There was no traffic at the time, and therefore no witnesses to counter or support the young driver's testimony that Mr. Fails swerved into the travel lane at the last minute. Mr. Fails was wearing an orange vest, and rode this stretch of road so frequently that local residents recognized him, including the driver who hit him.
Beaver County Attorney Von Christenson said the driver appears partially to blame, but the family was not pressing for vengeance, and "justice is best served in this case by not pursuing prosecution." Mr. Fails' other family - the bicycling community - is not vengeful. But we do expect consequences for those who kill or hurt bicyclists if they are negligent.
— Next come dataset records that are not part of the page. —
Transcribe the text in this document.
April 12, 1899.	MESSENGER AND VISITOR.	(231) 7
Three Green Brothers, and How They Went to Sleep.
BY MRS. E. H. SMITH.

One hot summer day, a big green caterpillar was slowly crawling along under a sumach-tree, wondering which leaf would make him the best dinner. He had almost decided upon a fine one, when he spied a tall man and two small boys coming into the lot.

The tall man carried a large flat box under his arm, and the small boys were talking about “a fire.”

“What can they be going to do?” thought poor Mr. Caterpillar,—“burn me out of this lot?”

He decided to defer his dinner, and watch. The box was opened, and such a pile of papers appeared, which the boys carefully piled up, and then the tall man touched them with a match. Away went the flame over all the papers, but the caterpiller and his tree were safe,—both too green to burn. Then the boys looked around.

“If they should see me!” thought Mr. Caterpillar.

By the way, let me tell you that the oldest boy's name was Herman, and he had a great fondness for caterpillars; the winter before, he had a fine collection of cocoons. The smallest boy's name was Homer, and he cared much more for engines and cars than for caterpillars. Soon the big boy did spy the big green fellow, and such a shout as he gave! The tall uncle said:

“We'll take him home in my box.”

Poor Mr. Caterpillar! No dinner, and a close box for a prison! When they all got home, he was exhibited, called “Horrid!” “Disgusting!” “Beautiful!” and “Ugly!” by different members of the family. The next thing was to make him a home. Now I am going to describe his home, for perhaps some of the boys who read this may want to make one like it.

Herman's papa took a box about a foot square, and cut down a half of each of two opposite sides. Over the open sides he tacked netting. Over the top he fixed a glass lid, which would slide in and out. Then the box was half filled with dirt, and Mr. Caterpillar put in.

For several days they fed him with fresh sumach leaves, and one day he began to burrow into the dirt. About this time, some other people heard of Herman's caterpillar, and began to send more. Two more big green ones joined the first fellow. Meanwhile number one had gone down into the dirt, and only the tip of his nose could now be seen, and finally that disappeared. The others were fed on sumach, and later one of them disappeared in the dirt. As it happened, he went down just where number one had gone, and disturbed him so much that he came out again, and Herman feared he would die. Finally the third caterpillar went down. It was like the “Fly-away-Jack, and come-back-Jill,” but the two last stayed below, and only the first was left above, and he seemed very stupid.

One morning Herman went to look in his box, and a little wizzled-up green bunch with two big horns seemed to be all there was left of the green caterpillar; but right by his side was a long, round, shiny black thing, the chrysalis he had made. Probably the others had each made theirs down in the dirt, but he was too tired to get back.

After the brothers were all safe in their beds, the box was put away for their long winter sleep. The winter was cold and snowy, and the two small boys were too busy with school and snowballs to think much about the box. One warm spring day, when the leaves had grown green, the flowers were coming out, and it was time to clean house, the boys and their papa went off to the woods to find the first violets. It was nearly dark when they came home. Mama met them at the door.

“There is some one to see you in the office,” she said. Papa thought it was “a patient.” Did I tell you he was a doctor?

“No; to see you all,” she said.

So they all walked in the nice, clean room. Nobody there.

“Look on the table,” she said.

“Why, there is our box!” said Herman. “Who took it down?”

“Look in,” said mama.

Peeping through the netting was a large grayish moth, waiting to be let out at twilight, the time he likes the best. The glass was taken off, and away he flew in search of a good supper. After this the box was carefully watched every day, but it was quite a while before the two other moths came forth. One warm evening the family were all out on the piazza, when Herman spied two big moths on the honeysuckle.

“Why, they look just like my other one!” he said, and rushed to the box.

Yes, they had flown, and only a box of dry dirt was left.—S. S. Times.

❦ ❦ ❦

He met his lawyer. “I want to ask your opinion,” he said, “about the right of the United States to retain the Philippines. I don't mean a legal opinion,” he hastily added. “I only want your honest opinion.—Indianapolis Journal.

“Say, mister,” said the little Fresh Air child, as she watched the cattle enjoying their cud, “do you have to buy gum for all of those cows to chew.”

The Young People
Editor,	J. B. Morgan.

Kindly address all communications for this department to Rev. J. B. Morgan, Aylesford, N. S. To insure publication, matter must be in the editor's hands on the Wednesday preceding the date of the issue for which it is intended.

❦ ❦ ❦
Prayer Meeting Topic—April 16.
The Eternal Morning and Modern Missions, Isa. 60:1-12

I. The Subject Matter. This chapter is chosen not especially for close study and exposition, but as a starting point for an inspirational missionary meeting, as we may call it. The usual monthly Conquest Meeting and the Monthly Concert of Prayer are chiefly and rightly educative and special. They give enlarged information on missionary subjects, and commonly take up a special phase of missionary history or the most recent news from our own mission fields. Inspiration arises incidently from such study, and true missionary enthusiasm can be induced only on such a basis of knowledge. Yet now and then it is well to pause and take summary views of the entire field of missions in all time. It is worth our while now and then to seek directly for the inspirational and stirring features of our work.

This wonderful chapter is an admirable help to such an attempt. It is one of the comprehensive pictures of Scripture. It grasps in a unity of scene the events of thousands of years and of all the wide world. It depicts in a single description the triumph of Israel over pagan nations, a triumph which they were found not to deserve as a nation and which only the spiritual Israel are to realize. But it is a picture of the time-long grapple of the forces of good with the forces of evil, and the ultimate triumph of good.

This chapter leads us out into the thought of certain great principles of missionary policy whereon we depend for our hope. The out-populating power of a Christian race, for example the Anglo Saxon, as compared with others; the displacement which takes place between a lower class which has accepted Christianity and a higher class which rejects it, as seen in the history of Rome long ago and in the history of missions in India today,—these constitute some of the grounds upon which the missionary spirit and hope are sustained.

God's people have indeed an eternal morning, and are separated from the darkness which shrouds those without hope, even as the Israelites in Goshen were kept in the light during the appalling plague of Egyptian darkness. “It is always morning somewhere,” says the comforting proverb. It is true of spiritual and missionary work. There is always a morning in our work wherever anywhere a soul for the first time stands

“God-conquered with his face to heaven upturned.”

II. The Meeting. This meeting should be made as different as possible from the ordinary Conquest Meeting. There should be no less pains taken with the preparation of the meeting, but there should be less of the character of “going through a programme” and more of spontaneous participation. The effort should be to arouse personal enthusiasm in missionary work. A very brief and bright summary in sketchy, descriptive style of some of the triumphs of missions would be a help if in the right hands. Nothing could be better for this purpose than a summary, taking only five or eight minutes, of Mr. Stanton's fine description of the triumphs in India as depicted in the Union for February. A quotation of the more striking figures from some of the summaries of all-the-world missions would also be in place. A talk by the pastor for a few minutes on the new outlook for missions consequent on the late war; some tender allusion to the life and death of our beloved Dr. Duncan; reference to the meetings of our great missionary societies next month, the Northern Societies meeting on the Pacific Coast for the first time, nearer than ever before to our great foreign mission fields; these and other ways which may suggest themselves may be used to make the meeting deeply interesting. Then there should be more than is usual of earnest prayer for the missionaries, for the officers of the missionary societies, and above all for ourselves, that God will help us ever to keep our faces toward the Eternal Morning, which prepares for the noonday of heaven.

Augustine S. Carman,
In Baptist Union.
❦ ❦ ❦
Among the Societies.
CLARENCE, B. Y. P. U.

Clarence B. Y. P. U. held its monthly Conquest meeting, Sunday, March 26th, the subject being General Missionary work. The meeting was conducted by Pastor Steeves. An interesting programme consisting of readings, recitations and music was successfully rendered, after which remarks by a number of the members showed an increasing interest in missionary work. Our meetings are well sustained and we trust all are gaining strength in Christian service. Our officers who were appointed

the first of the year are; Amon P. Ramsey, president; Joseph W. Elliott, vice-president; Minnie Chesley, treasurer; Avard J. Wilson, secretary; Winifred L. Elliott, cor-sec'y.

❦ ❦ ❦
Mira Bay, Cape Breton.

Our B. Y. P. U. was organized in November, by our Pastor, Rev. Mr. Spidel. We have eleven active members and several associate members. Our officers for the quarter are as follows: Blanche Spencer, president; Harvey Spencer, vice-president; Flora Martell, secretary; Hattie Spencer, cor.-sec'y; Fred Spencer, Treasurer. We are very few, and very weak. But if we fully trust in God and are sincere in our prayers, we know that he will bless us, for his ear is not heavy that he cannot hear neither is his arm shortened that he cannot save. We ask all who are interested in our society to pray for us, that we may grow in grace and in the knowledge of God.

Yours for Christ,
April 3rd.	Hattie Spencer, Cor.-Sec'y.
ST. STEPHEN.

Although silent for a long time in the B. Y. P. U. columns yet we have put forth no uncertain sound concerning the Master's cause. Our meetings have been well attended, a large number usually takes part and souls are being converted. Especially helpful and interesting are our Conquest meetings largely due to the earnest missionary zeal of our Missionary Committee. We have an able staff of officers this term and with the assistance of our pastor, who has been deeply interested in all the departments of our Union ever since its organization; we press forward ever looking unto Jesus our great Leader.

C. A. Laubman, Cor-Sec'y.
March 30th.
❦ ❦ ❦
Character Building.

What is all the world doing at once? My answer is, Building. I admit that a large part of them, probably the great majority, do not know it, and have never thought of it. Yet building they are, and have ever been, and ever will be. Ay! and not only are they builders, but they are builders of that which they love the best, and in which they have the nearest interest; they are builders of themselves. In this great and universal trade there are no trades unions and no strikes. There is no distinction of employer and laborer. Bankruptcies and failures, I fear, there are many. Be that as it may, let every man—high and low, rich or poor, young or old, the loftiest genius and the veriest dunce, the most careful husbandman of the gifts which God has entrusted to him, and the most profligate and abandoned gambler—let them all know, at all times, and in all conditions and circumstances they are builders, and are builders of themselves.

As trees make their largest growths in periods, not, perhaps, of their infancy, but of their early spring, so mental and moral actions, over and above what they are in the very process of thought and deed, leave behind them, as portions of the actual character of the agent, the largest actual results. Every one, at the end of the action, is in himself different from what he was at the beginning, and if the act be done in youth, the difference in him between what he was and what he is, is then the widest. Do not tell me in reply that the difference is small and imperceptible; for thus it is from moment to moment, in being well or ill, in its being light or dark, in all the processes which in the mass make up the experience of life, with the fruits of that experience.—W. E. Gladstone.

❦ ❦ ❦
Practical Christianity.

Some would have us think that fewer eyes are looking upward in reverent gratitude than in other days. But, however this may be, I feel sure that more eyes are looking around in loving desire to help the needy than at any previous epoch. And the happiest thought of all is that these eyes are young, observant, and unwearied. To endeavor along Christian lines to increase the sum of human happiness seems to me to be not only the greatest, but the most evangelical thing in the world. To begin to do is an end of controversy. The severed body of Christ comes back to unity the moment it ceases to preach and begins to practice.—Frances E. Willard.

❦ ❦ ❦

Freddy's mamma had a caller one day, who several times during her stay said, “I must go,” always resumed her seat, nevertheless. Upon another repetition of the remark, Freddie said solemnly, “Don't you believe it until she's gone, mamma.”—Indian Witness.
On Aug. 16 of last year, Ron Hirschi was killed while riding in North Ogden when a truck and trailer, traveling in the opposite direction, made a left turn directly in front of him. The driver was issued a ticket for "failure to yield."
Then one year ago today, Josie Johnson was hit and killed while riding her bike up Big Cottonwood Canyon. The motorist has been charged with negligent homicide after a huge public outcry.
On the bright side, not one bicyclist has died in Utah this year, and the Josie Johnson Memorial Ride will start at noon at Sugarhouse Park on Saturday, Oct. 15.
Jason Bultman is chairman of the Salt Lake County Bicycle Advisory Committee.